Le paysage du sponsoring sportif en Afrique traverse une zone de turbulences inédite. Pour la Fédération Malienne de Football (FEMAFOOT), la fin de l’ère Airness a ouvert une période d’incertitude majeure concernant l’identité visuelle des Aigles. Alors que les autorités sportives maliennes cherchaient à s’associer à une marque de renommée mondiale pour accompagner la montée en puissance de la sélection, les portes des grands équipementiers se sont révélées difficiles à enfoncer. Dans cette quête de prestige, la fédération a notamment approché le géant allemand Adidas. Cependant, selon nos informations, la firme aux trois bandes a poliment décliné la proposition, préférant concentrer ses investissements sur d’autres marchés ou des sélections au profil commercial différent.

Cette difficulté à attirer les mastodontes du secteur n’est pas un cas isolé, mais le symptôme d’une tendance plus large sur le continent.
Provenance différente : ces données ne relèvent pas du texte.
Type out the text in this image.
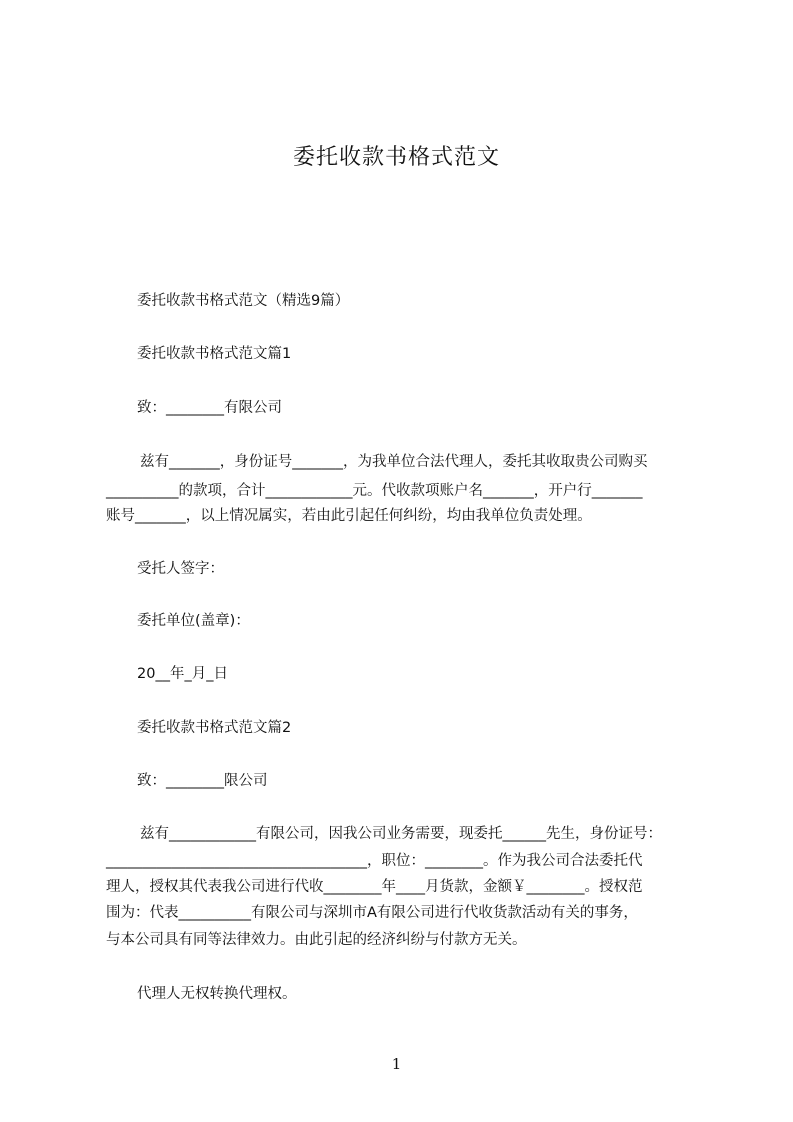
委托收款书格式范文
委托收款书格式范文（精选9篇）
委托收款书格式范文篇1
致：________有限公司
兹有_______，身份证号_______，为我单位合法代理人，委托其收取贵公司购买
__________的款项，合计____________元。代收款项账户名_______，开户行_______
账号_______，以上情况属实，若由此引起任何纠纷，均由我单位负责处理。
受托人签字：
委托单位(盖章)：
20__年_月_日
委托收款书格式范文篇2
致：________限公司
兹有____________有限公司，因我公司业务需要，现委托______先生，身份证号：
____________________________________，职位：________。作为我公司合法委托代
理人，授权其代表我公司进行代收________年____月货款，金额￥________。授权范
围为：代表__________有限公司与深圳市A有限公司进行代收货款活动有关的事务，
与本公司具有同等法律效力。由此引起的经济纠纷与付款方无关。
代理人无权转换代理权。
1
Le cas du Cameroun est à ce titre révélateur : après avoir longtemps été l’un des fleurons de Puma en Afrique, les Lions Indomptables ont dû se résoudre à signer avec Fourteen, un équipementier relativement inconnu sur la scène internationale, illustrant la complexité croissante pour les nations africaines de convaincre les leaders du marché. Pour le Mali, le défi est désormais de trouver un partenaire capable d’allier visibilité, qualité technique et respect des exigences financières, dans un marché où les grands noms deviennent de plus en plus sélectifs, voire frileux, face aux réalités économiques du football africain.